The title story focuses on a woman named Loretta (‘Call me Retta,’ she tells the neighbor to whom she is attracted, a guitarist named Roderick – whose friends call him Rick). When Rick invites her out on a date, Loretta’s fantasies move into a higher gear. She refrains from using her sex toys, in anticipation, though her dream is for fulfillment of her romantic urges. ‘Loretta vowed not to succumb to a toy this evening. She wasn’t proud of her transformation into a sex-mad recluse.’ But the date doesn’t work out. Rick reminds her of the strutting rooster on her aunt’s farm in Tennessee (like all of the stories in Brisket for One this takes place in New York). ‘Rick seemed oblivious,’ is Loretta’s ultimate assessment. Her dream goes unrequited. It’s a frustration that the characters in this collection experience again and again.

“Am I Right or Am I Right?” also involves a frustrated single woman. Even the title suggests the protagonist might be difficult to get along with. (‘I don’t bristle at confrontation. I calmly encourage it. Because I’m in the right. Always.’) She’s jealous, afraid her boyfriend is ghosting her. She stalks him. she is obsessed by “losers” (think Donald Trump). They are not worthy of her attention – and yet she is obsessed!

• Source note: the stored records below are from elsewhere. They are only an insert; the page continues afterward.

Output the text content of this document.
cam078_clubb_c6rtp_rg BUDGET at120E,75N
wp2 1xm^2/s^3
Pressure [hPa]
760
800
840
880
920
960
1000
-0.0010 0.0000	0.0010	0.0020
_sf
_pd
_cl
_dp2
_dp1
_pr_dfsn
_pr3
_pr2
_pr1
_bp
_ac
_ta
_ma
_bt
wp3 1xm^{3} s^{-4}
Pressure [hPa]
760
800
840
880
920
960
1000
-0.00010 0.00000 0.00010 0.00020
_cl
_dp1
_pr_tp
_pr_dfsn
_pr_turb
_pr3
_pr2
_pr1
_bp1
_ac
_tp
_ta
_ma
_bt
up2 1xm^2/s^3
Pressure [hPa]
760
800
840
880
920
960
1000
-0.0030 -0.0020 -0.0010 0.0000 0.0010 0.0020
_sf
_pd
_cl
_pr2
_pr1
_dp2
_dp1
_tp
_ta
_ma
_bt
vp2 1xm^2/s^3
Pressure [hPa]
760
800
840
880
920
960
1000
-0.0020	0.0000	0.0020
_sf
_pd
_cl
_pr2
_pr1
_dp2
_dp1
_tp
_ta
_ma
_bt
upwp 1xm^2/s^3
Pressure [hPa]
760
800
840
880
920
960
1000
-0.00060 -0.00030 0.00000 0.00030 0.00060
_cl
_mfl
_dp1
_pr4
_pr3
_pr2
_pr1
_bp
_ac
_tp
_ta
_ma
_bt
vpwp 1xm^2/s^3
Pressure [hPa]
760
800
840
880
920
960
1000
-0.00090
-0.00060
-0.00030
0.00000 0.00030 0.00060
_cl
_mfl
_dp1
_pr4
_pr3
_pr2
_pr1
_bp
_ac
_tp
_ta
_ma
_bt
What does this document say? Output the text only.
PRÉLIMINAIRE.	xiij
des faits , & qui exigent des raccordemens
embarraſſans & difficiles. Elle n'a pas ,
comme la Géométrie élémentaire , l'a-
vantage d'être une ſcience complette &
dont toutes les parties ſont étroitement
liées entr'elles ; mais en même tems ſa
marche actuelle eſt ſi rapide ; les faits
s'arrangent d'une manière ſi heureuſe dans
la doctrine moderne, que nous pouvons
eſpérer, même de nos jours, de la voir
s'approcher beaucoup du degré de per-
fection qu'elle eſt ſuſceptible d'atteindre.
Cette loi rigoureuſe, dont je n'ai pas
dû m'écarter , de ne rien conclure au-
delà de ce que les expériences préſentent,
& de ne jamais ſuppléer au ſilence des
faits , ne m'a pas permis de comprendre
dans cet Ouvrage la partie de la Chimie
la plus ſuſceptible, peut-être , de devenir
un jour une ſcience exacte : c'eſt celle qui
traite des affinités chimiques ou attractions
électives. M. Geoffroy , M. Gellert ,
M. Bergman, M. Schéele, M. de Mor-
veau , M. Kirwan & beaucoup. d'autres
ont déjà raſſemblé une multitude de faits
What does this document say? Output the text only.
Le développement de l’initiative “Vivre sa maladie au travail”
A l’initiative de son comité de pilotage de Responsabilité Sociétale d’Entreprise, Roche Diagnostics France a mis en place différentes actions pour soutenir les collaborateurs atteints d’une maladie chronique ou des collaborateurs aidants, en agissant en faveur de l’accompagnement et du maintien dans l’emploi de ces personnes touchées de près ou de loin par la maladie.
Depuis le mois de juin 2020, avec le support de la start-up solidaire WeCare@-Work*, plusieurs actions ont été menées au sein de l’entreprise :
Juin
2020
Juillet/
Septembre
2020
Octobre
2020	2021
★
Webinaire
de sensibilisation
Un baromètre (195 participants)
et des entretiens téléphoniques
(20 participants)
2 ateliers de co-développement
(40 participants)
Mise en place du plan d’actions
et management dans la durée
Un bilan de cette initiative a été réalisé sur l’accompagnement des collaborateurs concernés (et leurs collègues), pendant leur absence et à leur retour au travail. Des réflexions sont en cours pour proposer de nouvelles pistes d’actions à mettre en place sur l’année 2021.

Similarly, Sandy, the protagonist of “Floundering,” is unable to connect with a man. The story cleverly uses fishing metaphors to underscore Sandy’s – as in “beach”? – predicament. Martin, the object of her desire (if she can only get past his ‘dyed squid ink-black hair’) is obsessed with fish. He owns a tank he’s filled with specimens he’s named after rock stars – ‘Garcia, Bon Jovi, Dylan, Mick, Bruce’ – and Sandy daydreams about the two of them, she and Martin, inhabiting such a Little Mermaid fish tank of their own. Ultimately, though, Sandy simply cannot get past Martin’s annoying shortcomings. ‘Her fantasy of meeting the man of her dreams? Oceans away.’

“Ruby’s Shoes” gives a stark image of the loneliness at the heart of the stories. It’s a very brief tale about a woman who lives in Brooklyn who attends a funeral in Queens during a downpour. Her shoes are ruined beyond rescue. In a handful of sentences and without once suggesting Ruby’s interior life, Schwartz paints a vivid picture of Ruby’s isolation. The story is reminiscent of Hemingway’s famous six-word story: ‘For sale: baby shoes, never worn.’ In Schwartz’s case, her micro fiction ends with these six words: ‘Ruby’s dress shoes? Never the same.’

Sandy, Ruby, Loretta, Sarah (“Fear”) – all of them, and especially the unnamed first-person narrators of most of these fictions – are lonely people coming to terms with their anxieties. The protagonist of “Bruxism, Nocturnal” is a fifteen-year-old boy whose teeth-grinding likewise reflects his anxieties. They plainly come from his helicopter parents. (‘Mother informs me that the dentist recommends a mouth guard. And five sessions with a psychotherapist.’) All of these characters in Brisket for One live alone with their private anxieties. Just as Schwartz’s previous book, Shame, featured characters suffering from guilt and embarrassment, her characters in Brisket for One endure feelings of isolation and frustration.

The story “In Woods” is told from the perspective of a wolf. The story begins starkly with the single-word sentence, “Lone.” Nothing is as lonely as a lone wolf, right? The story ends with then chilling sentence, ‘The wolf continues its search.’

But there is also humor in Brisket for One. “Transporting” is a micro that tells the tale of a furniture mover whose business limps along until his brother designs a creative T-shirt that involves seagulls and bats, with an imaginative slogan. And just like that, ‘Earnings, like the bats, soar.’ In “Upstate” a girl escapes New York City to the Catskill Mountains where she eats an enormous apple pancake, which Schwartz describes as ‘diabetes sweet.’ Such succinct phrasing causes a smile: it’s such a spot-on description for a treat. It’s Schwartz’s talent to zero in on the minimalist image.

Iris Schwartz has the gift of concision, the ability to convey subtle emotions in brief, poignant images. Comic and heartrending by turns, the thirteen fictions that make up Brisket for One amount to a view of our post-Covid society as people struggle with the fear of missing out (FOMO), insecurities, and fear.